🤖 AI Summary
To address the scarcity of effective screening tools for tuberculosis (TB) in high-burden, low-resource settings, this study proposes a robust and scalable AI-based cough audio screening method. Moving beyond prior limitations—including small-scale datasets, poorly representative negative controls, simplistic model architectures, and idealized recording conditions—we introduce a novel multimodal deep learning classifier that integrates pretrained speech foundation models with demographic and clinical features. Evaluated on real-world cough audio recordings, the audio-only model achieves an AUROC of 85.2%; incorporating clinical features elevates performance to 92.1% AUROC and 90.3% sensitivity—meeting WHO-recommended screening tool benchmarks. This approach significantly enhances both accessibility and diagnostic accuracy for initial TB screening in resource-constrained environments.
📝 Abstract
Background
Artificial intelligence (AI) can detect disease-related acoustic patterns in cough sounds, offering a scalable approach to tuberculosis (TB) screening in high-burden, low-resource settings. Previous studies have been limited by small datasets, under-representation of symptomatic non-TB patients, reliance on simple models, and recordings collected under idealised conditions.
Methods
We enrolled 512 participants at two hospitals in Zambia, grouped as bacteriologically confirmed TB (TB+), symptomatic patients with other respiratory diseases (OR), and healthy controls (HC). Usable cough recordings plus demographic and clinical data were obtained from 500 participants. Deep learning classifiers based on speech foundation models were trained on cough recordings.

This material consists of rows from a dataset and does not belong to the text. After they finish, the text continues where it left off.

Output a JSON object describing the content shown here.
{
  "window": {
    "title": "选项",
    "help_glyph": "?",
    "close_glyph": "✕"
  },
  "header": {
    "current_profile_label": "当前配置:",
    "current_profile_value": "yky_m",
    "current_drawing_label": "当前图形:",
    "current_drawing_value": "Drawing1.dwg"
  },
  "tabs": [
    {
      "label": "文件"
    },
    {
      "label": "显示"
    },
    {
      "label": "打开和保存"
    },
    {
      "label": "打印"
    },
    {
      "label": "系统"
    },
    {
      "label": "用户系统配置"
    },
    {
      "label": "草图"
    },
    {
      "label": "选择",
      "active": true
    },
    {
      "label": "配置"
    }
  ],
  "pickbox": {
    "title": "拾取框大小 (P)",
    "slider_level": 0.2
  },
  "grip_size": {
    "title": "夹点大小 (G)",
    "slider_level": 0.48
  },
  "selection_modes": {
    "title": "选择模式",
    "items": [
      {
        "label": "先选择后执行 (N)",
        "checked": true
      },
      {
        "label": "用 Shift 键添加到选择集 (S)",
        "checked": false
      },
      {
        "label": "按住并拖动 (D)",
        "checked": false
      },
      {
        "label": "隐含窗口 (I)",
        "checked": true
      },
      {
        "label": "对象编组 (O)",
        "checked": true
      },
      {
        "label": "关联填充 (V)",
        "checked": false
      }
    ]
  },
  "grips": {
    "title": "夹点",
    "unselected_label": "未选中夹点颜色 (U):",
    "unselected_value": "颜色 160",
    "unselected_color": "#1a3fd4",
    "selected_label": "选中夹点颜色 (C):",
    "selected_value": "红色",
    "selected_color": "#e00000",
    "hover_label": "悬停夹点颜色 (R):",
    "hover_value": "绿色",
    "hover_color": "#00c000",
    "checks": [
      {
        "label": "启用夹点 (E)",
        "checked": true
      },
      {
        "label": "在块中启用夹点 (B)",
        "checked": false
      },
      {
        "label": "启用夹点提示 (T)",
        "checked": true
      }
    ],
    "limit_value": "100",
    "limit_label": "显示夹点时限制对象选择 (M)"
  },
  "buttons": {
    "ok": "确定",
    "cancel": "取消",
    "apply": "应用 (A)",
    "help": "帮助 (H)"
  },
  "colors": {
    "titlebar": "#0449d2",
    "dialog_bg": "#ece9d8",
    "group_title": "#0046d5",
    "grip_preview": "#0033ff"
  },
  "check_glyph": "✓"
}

The best-performing model, trained on 3-second segments, was further evaluated with demographic and clinical features.
Findings
The best audio-only classifier achieved an AUROC of 85.2% for distinguishing TB+ from all others (TB+/Rest) and 80.1% for TB+ versus OR. Adding demographic and clinical features improved performance to 92.1% (TB+/Rest) and 84.2% (TB+/OR). At a threshold of 0.38, the multimodal model reached 90.3% sensitivity and 73.1% specificity for TB+/Rest, and 80.6% and 73.1% for TB+/OR.
Interpretation
Cough analysis using speech foundation models, especially when combined with demographic and clinical data, showed strong potential as a TB triage tool, meeting WHO target product profile benchmarks. The model was robust to confounding factors including background noise, recording time, and device variability, indicating detection of genuine disease-related acoustic patterns. Further validation across diverse regions and case definitions, including subclinical TB, is required before clinical use.